Дома, капая жиром на бороду, хлебал наваристые щи Панфило.
- Чего надо? – неприветливо взглянул на него зять. Всё простить не мог, как Ворон богатством своим кичился, больше года Наталью не отдавал. Правда, после пожара он стал сговорчивее. Были слухи, что «красного петуха» будущему тестю подпустил Фатеев же.
- Говорят, слышь, скоро раскулачивать начнут, – вытирая кусочком хлеба дно чашки, упредил Панфило.
- Далее что?
- Прибрал бы что можно пока.
- Пропади оно пропадом! – отмахнулась Наталья. – Всё одно сгниёт. А с собой много не возьмёшь. Да и не дадут активистики.
- Помалкивай, дочь! Что не надо, продать можно. Деньги не гниют.
- Бери, продавай. Мне не до продажи. Пусто здесь. Пусто! – хватаясь за грудь, вскрикнул Фатеев.
- Живы будем – обрастём! – спокойно сказала Наталья. – Из золота пока ишо нужники не ладят.
- Ты про добро-то всурьёз аль шутейно? – осторожно копнул Ворон. Он бы даже для дочери родной не расщедрился, не то что для зятя.
- Отшутился Петруха Фатеев! Сурьёзное время настало!
- Тогда я, слушай, возьму маленько?
- Отвяжись! – уронив голову на руки, бессильно лежавшие на столе, Фатеев забылся.
Открыв замок кованого сундука, Ворон стал жадно метать оттуда добротные суконные отрезы, нарядные рубахи, борчатки, бельё...
Нагрузив узел, взвалил на себя, сгинул в темноте.
Вернулся не скоро, весь в мыле, дыша тяжело, как загнанная лошадь.
- Ты, слышь, коней-то обезножь... Всё одно куманистам достанутся! – косясь на другой сундук, посоветовал.
- Молчи, старая мозоль! Я скорее тебя обезножу! – выкрикнув это, Фатеев странно скособочил рот и брякнулся об пол. На губах выступила красноватая пена.

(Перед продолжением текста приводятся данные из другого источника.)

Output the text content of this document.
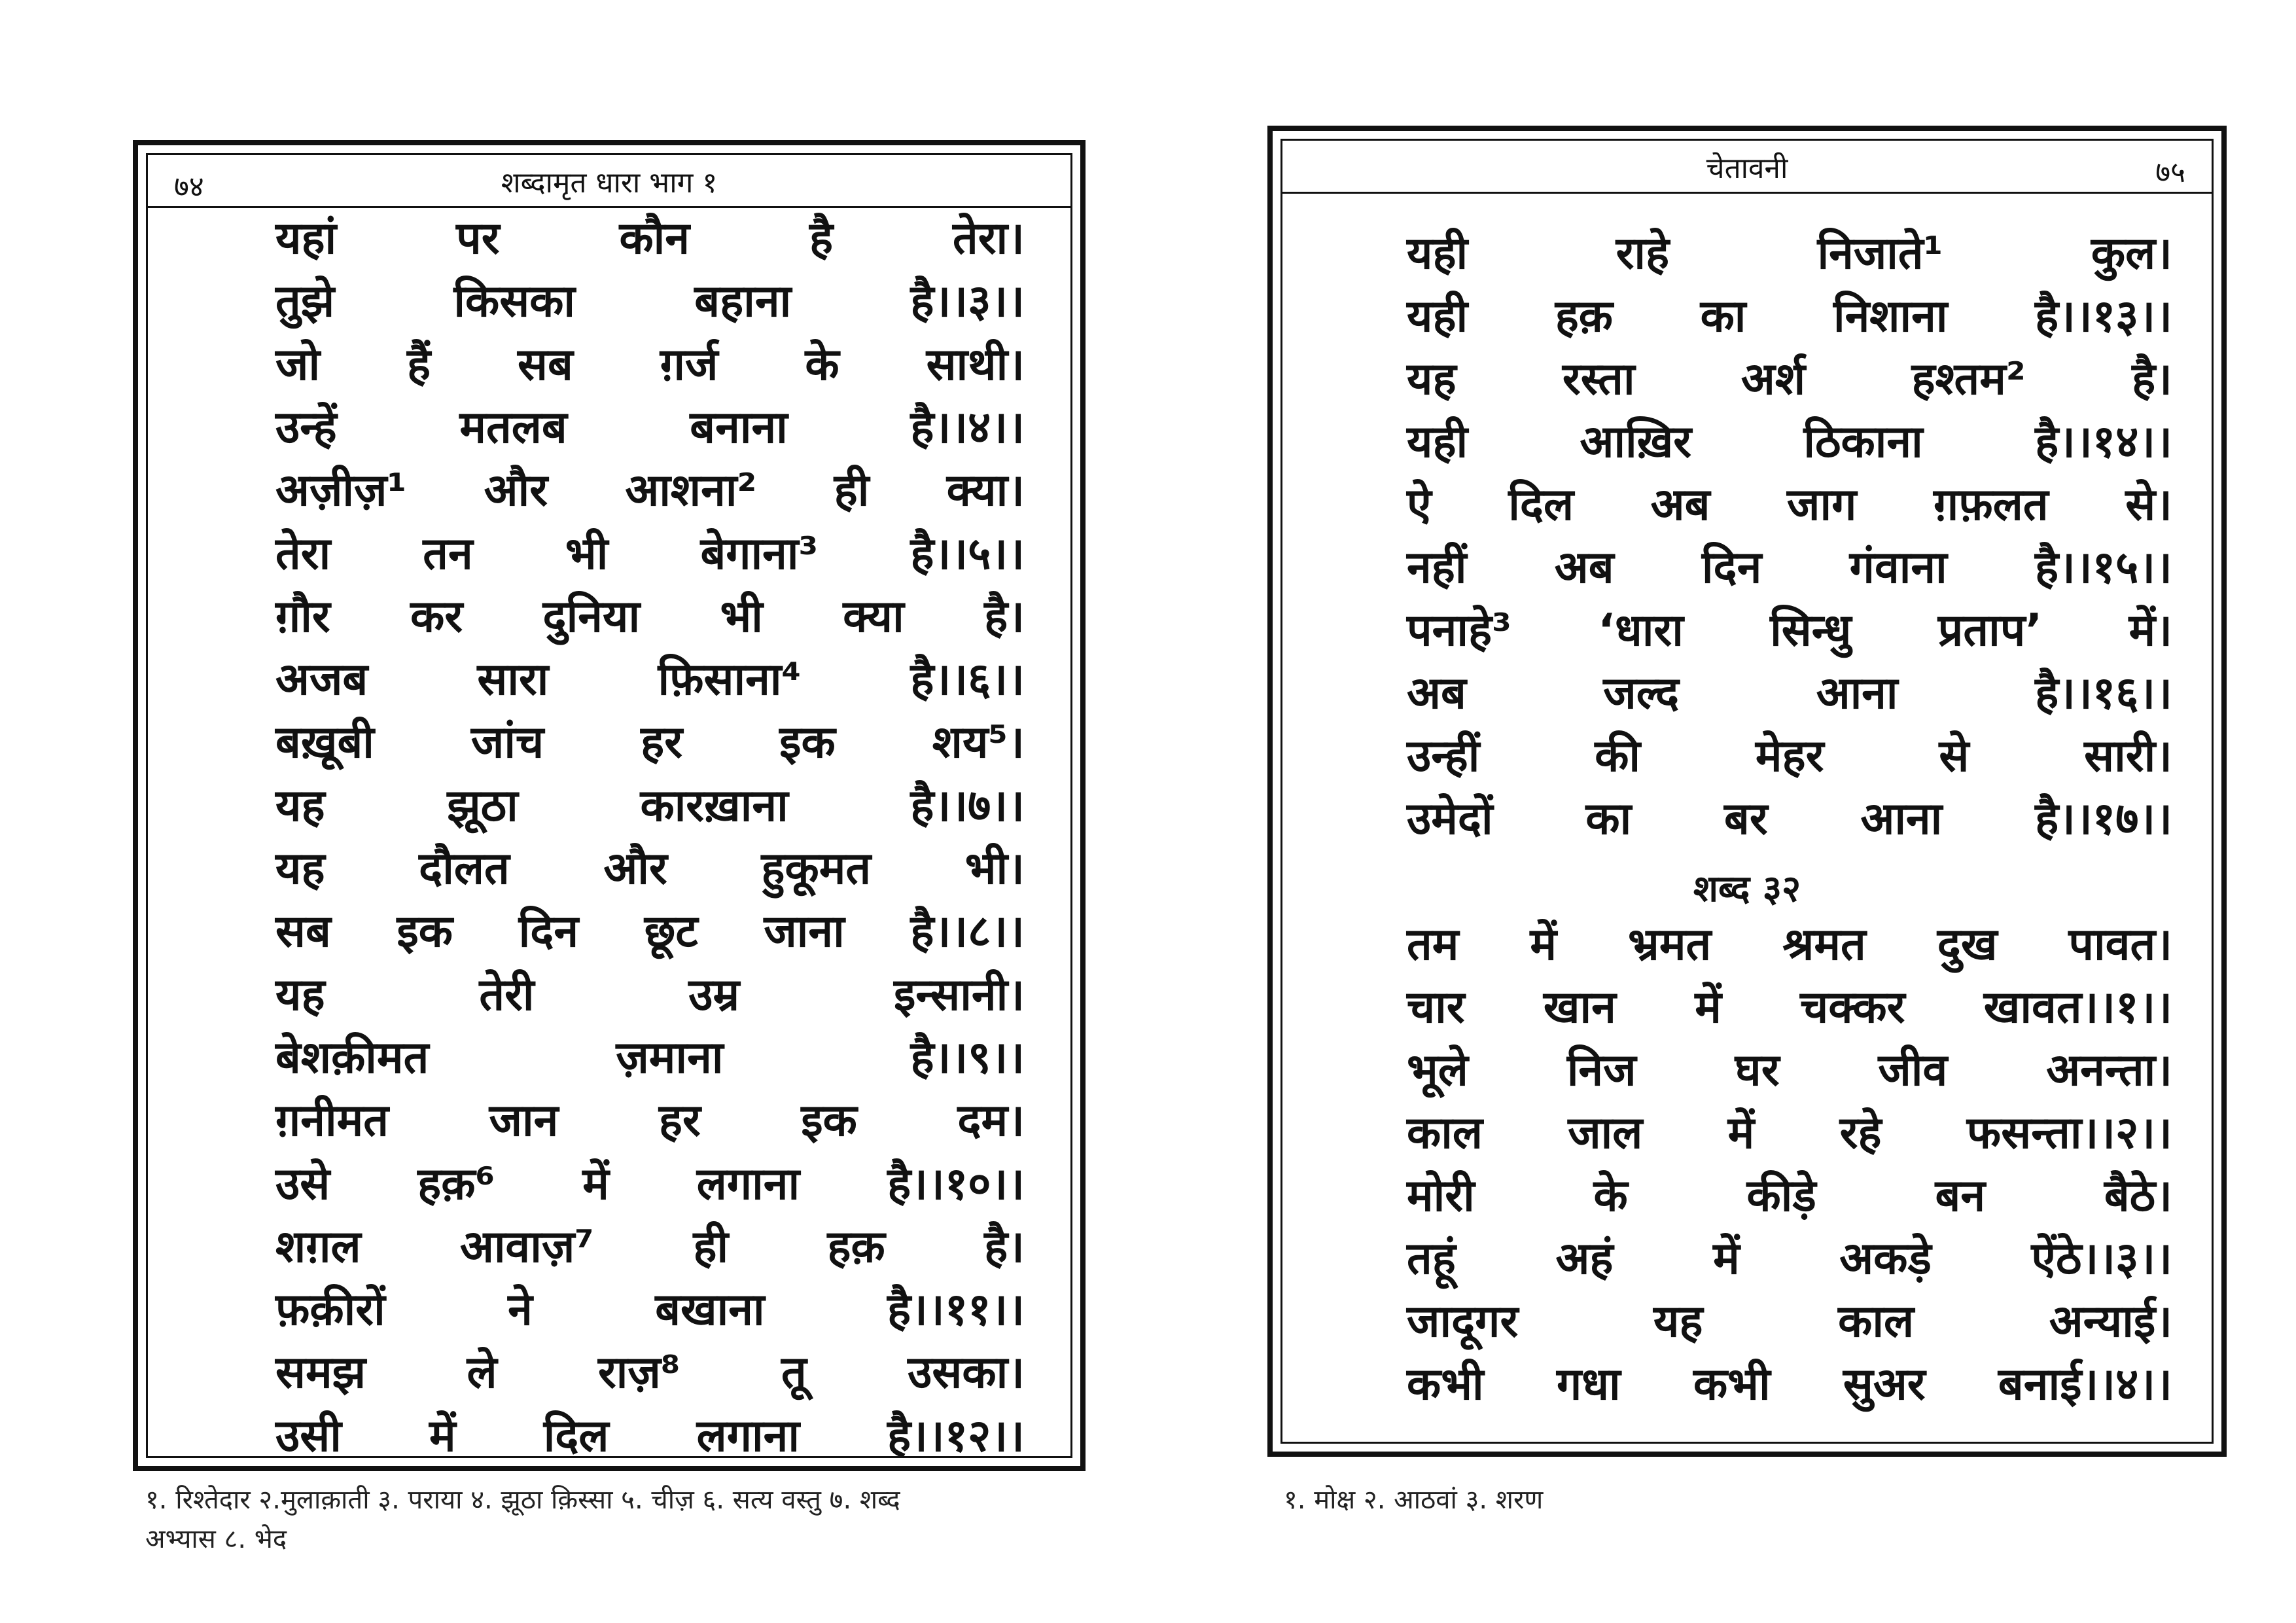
७४	शब्दामृत धारा भाग १
यहां	पर	कौन	है	तेरा।
तुझे	किसका	बहाना	है।।३।।
जो हैं सब ग़र्ज के साथी।
उन्हें	मतलब	बनाना	है।।४।।
अज़ीज़¹ और आशना² ही क्या।
तेरा तन भी बेगाना³ है।।५।।
ग़ौर कर दुनिया भी क्या है।
अजब सारा फ़िसाना⁴ है।।६।।
बख़ूबी जांच हर इक शय⁵।
यह	झूठा	कारख़ाना	है।।७।।
यह दौलत और हुकूमत भी।
सब इक दिन छूट जाना है।।८।।
यह	तेरी	उम्र	इन्सानी।
बेशक़ीमत	ज़माना	है।।९।।
ग़नीमत जान हर इक दम।
उसे हक़⁶ में लगाना है।।१०।।
शग़ल आवाज़⁷ ही हक़ है।
फ़क़ीरों	ने	बखाना	है।।११।।
समझ ले राज़⁸ तू उसका।
उसी में दिल लगाना है।।१२।।
१. रिश्तेदार २.मुलाक़ाती ३. पराया ४. झूठा क़िस्सा ५. चीज़ ६. सत्य वस्तु ७. शब्द
अभ्यास ८. भेद
चेतावनी	७५
शब्द ३२
यही	राहे	निजाते¹	कुल।
यही हक़ का निशाना है।।१३।।
यह रस्ता अर्श हश्तम² है।
यही	आख़िर	ठिकाना	है।।१४।।
ऐ दिल अब जाग ग़फ़लत से।
नहीं अब दिन गंवाना है।।१५।।
पनाहे³ ‘धारा सिन्धु प्रताप’ में।
अब	जल्द	आना	है।।१६।।
उन्हीं	की	मेहर	से	सारी।
उमेदों का बर आना है।।१७।।
तम में भ्रमत श्रमत दुख पावत।
चार खान में चक्कर खावत।।१।।
भूले निज घर जीव अनन्ता।
काल जाल में रहे फसन्ता।।२।।
मोरी	के	कीड़े	बन	बैठे।
तहूं अहं में अकड़े ऐंठे।।३।।
जादूगर	यह	काल	अन्याई।
कभी गधा कभी सुअर बनाई।।४।।
१. मोक्ष २. आठवां ३. शरण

Лежал спокойно, нехорошо подогнув под себя ноги.
- Иди-ка ты домой, тятя! – бесцеремонно оторвав старика от тряпья, которое тот лапал, словно любушку, сурово приказала Наталья. – И без тебя тошно.
- Я бы ишо чуток взял? – просительно пробормотал старик: сундук завораживал. Но дочь так зыркнула на него, что он убрался без лишних слов.
Петруха очнулся к утру, чтоб увидеть позор свой.
Из пригона, держась за недоуздки, вахлак вахлаком выводил коней Сидор Пермин. В избе хозяйничали Илья Бурдаков, Фёкла и Митя Прошихины. Евтропий, угрюмо нахохлившись, сидел у порога. Услышав их голоса, увидав уросивших коней, Фатеев вскрикнул и упал как подкошенный.
- Кулак, а на расправу хлипок! – скривил губы Пермин, на которого всё это не произвело ни малейшего впечатления.
- И до тебя доведись, так взвоешь, – надевая на коренника хомут с чеканной шлеёй, сочувственно произнёс Евтропий. – Вон ведь какие звери! Все жилочки насквозь видно!
- Поездил – и будет. Теперь наш черёд, а он пущай пеший походит, – стрельнула скороговоркой Фёкла.
Надменная красавица Наталья сидела прямо, слезинки не проронив. С молчаливым презрением следила за тем, как новые хозяева перетряхивали старинные сундуки, открывавшиеся с удивительным звоном.
- Ну-к, свет мой, Наталья Панфиловна, подыми локоточки – ласково попросила Фёкла. – Скатерку-то я возьму. Вы ишо наживёте. Припрятали, поди, на чёрный день?
- А ты как думала? – усмехнулась Наталья. – Тебе оставить – всё одно с кобелями прошикуешь. И добром не помянешь.